Total amount due from Mercado

₱12,077,053.75

Less: proceeds of assigned certificates of deposit

23408                ₱4,100,000

23407                    400,000

Interest income        108,900

( 4,608,900.00)

TOTAL COUNTERCLAIM

₱    7,468,153.75

7 Rollo (G.R. No. 169634), pp. 54-56.

8 Order dated December 23, 1992 issued by Judge Hermogenes R. Liwag. Rollo (G.R. No. 169576), pp. 65-66.

9 Decision dated April 13, 1998 penned by Judge Hermogenes R. Liwag. Rollo (G.R. No. 169634), pp. 74-84.

10 Docketed as CA-G.R. CV No. 60725.

11 Penned by Associate Justice Josefina Guevara-Salonga and concurred in by Associate Justices (now, Presiding Justice) Conrado M. Vasquez, Jr. and Fernanda Lampas-Peralta of the Sixth Division of the Court of Appeals. Rollo (G.R. No. 169576), pp. 30-41.
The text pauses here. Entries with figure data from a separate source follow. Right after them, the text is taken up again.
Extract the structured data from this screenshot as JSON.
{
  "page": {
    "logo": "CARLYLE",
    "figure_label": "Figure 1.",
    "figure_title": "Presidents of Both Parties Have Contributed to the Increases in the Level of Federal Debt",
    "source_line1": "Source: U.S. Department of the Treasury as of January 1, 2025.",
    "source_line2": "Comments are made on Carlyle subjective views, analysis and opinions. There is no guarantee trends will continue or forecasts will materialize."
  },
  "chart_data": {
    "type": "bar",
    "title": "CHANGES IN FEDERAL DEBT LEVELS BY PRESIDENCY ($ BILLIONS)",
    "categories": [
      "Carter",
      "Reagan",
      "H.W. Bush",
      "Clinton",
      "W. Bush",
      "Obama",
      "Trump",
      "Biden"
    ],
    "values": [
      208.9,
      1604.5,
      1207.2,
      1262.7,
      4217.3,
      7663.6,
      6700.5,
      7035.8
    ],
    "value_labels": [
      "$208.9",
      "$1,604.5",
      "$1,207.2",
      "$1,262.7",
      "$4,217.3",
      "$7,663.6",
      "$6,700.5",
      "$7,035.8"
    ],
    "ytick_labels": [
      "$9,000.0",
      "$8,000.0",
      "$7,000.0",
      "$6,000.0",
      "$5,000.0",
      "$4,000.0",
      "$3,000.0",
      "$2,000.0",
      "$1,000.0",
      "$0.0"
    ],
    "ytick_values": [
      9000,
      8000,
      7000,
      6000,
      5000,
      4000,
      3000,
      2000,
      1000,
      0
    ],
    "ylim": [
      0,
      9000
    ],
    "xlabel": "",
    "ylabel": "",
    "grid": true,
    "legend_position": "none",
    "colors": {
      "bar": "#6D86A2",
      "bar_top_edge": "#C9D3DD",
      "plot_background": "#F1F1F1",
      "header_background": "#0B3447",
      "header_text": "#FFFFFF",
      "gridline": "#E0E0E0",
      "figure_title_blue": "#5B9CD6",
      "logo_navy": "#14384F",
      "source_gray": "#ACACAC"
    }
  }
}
12 Resolution dated September 25, 2005. Id., pp. 43-45.

13 Docketed as G.R. No. 169634.

14 Rollo (G.R. No. 169634), pp. 140-141.

15 Id., p. 144. Entry of judgment was made on November 9, 2007.

16 Rules of Court, Rule 6, Sec. 6.

17 Rules of Court, Rule 6, Sec. 7 provides:

Section 7. Compulsory Counterclaim. – A compulsory counterclaim is one which, being cognizable by the regular courts of justice, arises out of or is connected with the transaction or occurrence constituting the subject matter of the opposing party’s claim and does not require for its adjudication the presence of third parties of whom the court cannot acquire jurisdiction. Such a counterclaim must be within the jurisdiction of the court both as to the amount and the nature thereof, except that in an original action before the Regional Trial Court, the counterclaim may be considered compulsory regardless of amount.

18 Financial Building Corporation v. Forbes Park Association, Inc., 392 Phil. 895, 902 (2000).

To determine whether a counterclaim is compulsory, the following questions must be answered in the affirmative.

(a) Are the issues of fact or law raised by the claim and counterclaim largely the same?

(b) Would res judicata bar a subsequent suit on the defendant’s claim absent the compulsory claim rule?

(c) Will substantially the same evidence support or refute plaintiff’s claim as well as defendant’s counterclaim?

(d) Is there any logical relation between the claim and the counterclaim?

See also Cruz-Agana v. Santiago-Lagman, G.R. No. 139018, 11 April 2005, 455 SCRA 203, 209.

19 See Alday v. FGU Insurance Corporation, 402 Phil. 972 (2001).